We have moved to www.dataGenX.net, Keep Learning with us.

Monday, August 05, 2013

Orchadmin Command : DataStage

Orchadmin is a command line utility provided by datastage to research on data sets.

The general callable format is : $orchadmin <command> [options] [descriptor file]

1. Before using orchadmin, you should make sure that either the working directory or the $APT_ORCHHOME/etc  contains the file “config.apt” OR
The environment variable $APT_CONFIG_FILE  should be defined for your session.

Orchadmin  commands

 The various commands available with orchadmin are

1. CHECK: $orchadmin check

Validates the configuration file contents like  , accesibility of all nodes defined in the configuration file, scratch disk definitions and accesibility of all the nodes etc. Throws an error when config file is not found or not defined properly

2. COPY : $orchadmin copy <source.ds> <destination.ds>

Makes a complete copy of the datasets of source with new destination descriptor file name. Please not that
a. You cannot use UNIX cp command as it justs copies the config file to a new name. The data is not copied.
b. The new datasets will be arranged in the form of the config file that is in use but not according to the old confing file that was in use with the source.

  3. DELETE : $orchadmin < delete | del | rm >  [-f | -x] descriptorfiles….

The unix rm utility cannot be used to delete the datasets. The orchadmin delete or rm command should be used to delete one or more persistent data sets.
-f options makes a force delete. If some nodes are not accesible then -f forces to delete the dataset partitions from accessible nodes and leave the other partitions in inaccesible nodes as orphans.
-x forces to use the current config file to be used while deleting than the one stored in data set.

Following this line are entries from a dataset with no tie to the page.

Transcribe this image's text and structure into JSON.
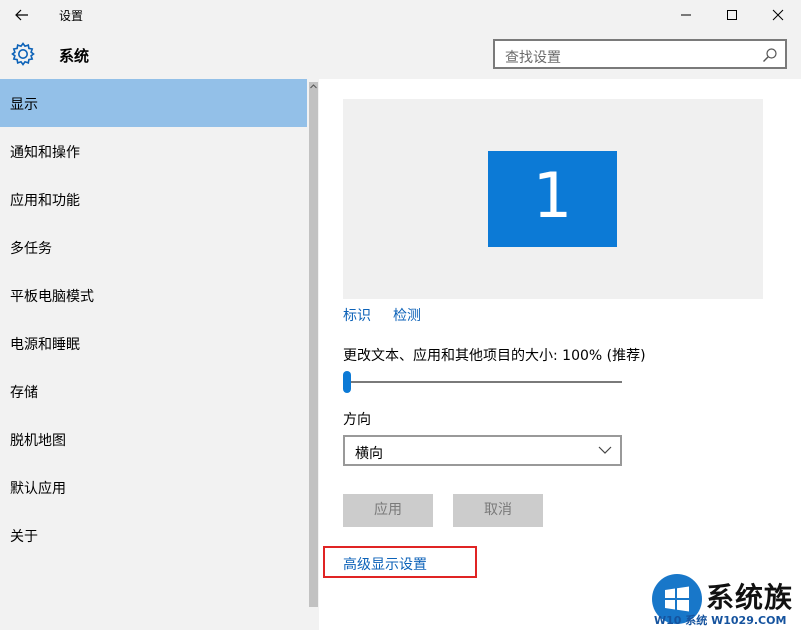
{
  "window": {
    "title": "设置"
  },
  "header": {
    "title": "系统"
  },
  "search": {
    "placeholder": "查找设置"
  },
  "sidebar": {
    "items": [
      {
        "label": "显示",
        "active": true
      },
      {
        "label": "通知和操作"
      },
      {
        "label": "应用和功能"
      },
      {
        "label": "多任务"
      },
      {
        "label": "平板电脑模式"
      },
      {
        "label": "电源和睡眠"
      },
      {
        "label": "存储"
      },
      {
        "label": "脱机地图"
      },
      {
        "label": "默认应用"
      },
      {
        "label": "关于"
      }
    ]
  },
  "display": {
    "monitor_number": "1",
    "identify_link": "标识",
    "detect_link": "检测",
    "scale_label": "更改文本、应用和其他项目的大小: 100% (推荐)",
    "scale_value_percent": 100,
    "orientation_label": "方向",
    "orientation_value": "横向",
    "apply_button": "应用",
    "cancel_button": "取消",
    "advanced_link": "高级显示设置"
  },
  "watermark": {
    "brand": "系统族",
    "url": "W10 系统 W1029.COM"
  },
  "colors": {
    "accent": "#0c7ad6",
    "selected_nav": "#93c0e8",
    "link": "#0c62b8",
    "highlight_box": "#e02424"
  }
}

4.  DESCRIBE: $orchadmin describe [options] descriptorfile.ds

This is the single most important command.
1. Without any option lists the no.of.partitions, no.of.segments, valid segments, and preserve partitioning flag details of the persistent dataset.
-c : Print the configuration file that is written in the dataset  if any
-p: Lists down the partition level information.
-f: Lists down the file level information in each partition
-e:  List down the segment level information .
-s: List down the  meta-data schema of the information.
-v:  Lists all segemnts , valid or otherwise
-l : Long listing. Equivalent to -f -p -s -v -e

5. DUMP: $orchadmin dump [options] descriptorfile.ds

The dump command is used to dump(extract) the records from the dataset.
Without any options the dump command lists down all the records starting from first record from first partition till  last record in last partition.
-delim ‘<string>’ : Uses the given string as delimtor for fields instead of space.
-field <name> : Lists only the given field instead of all fields.
-name : List all the values preceded by field name and a colon
-n numrecs : List only the given number of records per partition.
-p period(N) : Lists every  Nth record from each partition starting from first record.
-skip N: Skip the first N records from each partition.
-x : Use the current system configuration file rather than the one stored in dataset.

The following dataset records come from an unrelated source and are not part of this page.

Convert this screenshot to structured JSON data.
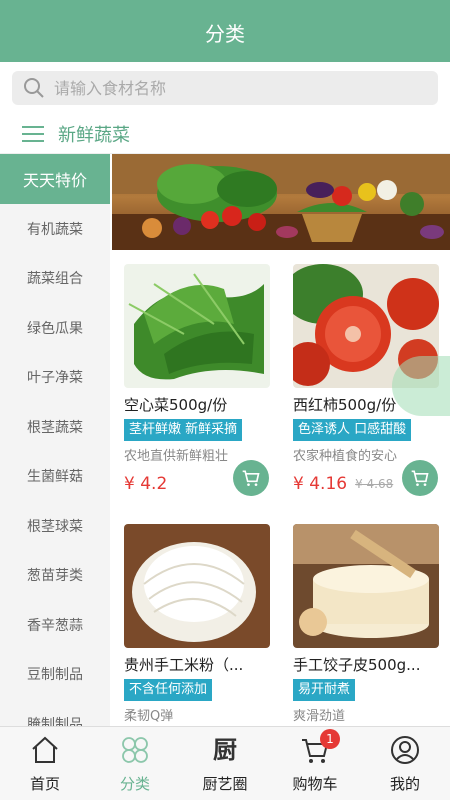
{
  "header": {
    "title": "分类"
  },
  "search": {
    "placeholder": "请输入食材名称"
  },
  "breadcrumb": {
    "label": "新鲜蔬菜"
  },
  "sidebar": {
    "items": [
      {
        "label": "天天特价",
        "active": true
      },
      {
        "label": "有机蔬菜"
      },
      {
        "label": "蔬菜组合"
      },
      {
        "label": "绿色瓜果"
      },
      {
        "label": "叶子净菜"
      },
      {
        "label": "根茎蔬菜"
      },
      {
        "label": "生菌鲜菇"
      },
      {
        "label": "根茎球菜"
      },
      {
        "label": "葱苗芽类"
      },
      {
        "label": "香辛葱蒜"
      },
      {
        "label": "豆制制品"
      },
      {
        "label": "腌制制品"
      }
    ]
  },
  "products": [
    {
      "name": "空心菜500g/份",
      "tag": "茎杆鲜嫩 新鲜采摘",
      "desc": "农地直供新鲜粗壮",
      "price": "¥ 4.2",
      "old_price": ""
    },
    {
      "name": "西红柿500g/份",
      "tag": "色泽诱人 口感甜酸",
      "desc": "农家种植食的安心",
      "price": "¥ 4.16",
      "old_price": "¥ 4.68"
    },
    {
      "name": "贵州手工米粉（...",
      "tag": "不含任何添加",
      "desc": "柔韧Q弹",
      "price": "",
      "old_price": ""
    },
    {
      "name": "手工饺子皮500g...",
      "tag": "易开耐煮",
      "desc": "爽滑劲道",
      "price": "",
      "old_price": ""
    }
  ],
  "tabbar": {
    "items": [
      {
        "label": "首页",
        "icon": "home-icon"
      },
      {
        "label": "分类",
        "icon": "category-icon",
        "active": true
      },
      {
        "label": "厨艺圈",
        "icon": "kitchen-icon",
        "glyph": "厨"
      },
      {
        "label": "购物车",
        "icon": "cart-icon",
        "badge": "1"
      },
      {
        "label": "我的",
        "icon": "user-icon"
      }
    ]
  },
  "colors": {
    "brand": "#68b391",
    "tag": "#2aa7c5",
    "price": "#e53935"
  }
}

6. TRUNCATE: $orchadmin truncate [options] descriptorfile.ds

Without options deletes all the data(ie Segments) from the dataset.
-f: Uses force truncate. Truncate accessible segments and leave the inaccesible ones.
-x: Uses current system config file rather than the default one stored in the dataset.
-n N: Leaves the first N segments in each partition and truncates the remaining.

7. HELP: $orchadmin -help OR $orchadmin <command> -help

Help manual about the usage of orchadmin or orchadmin commands.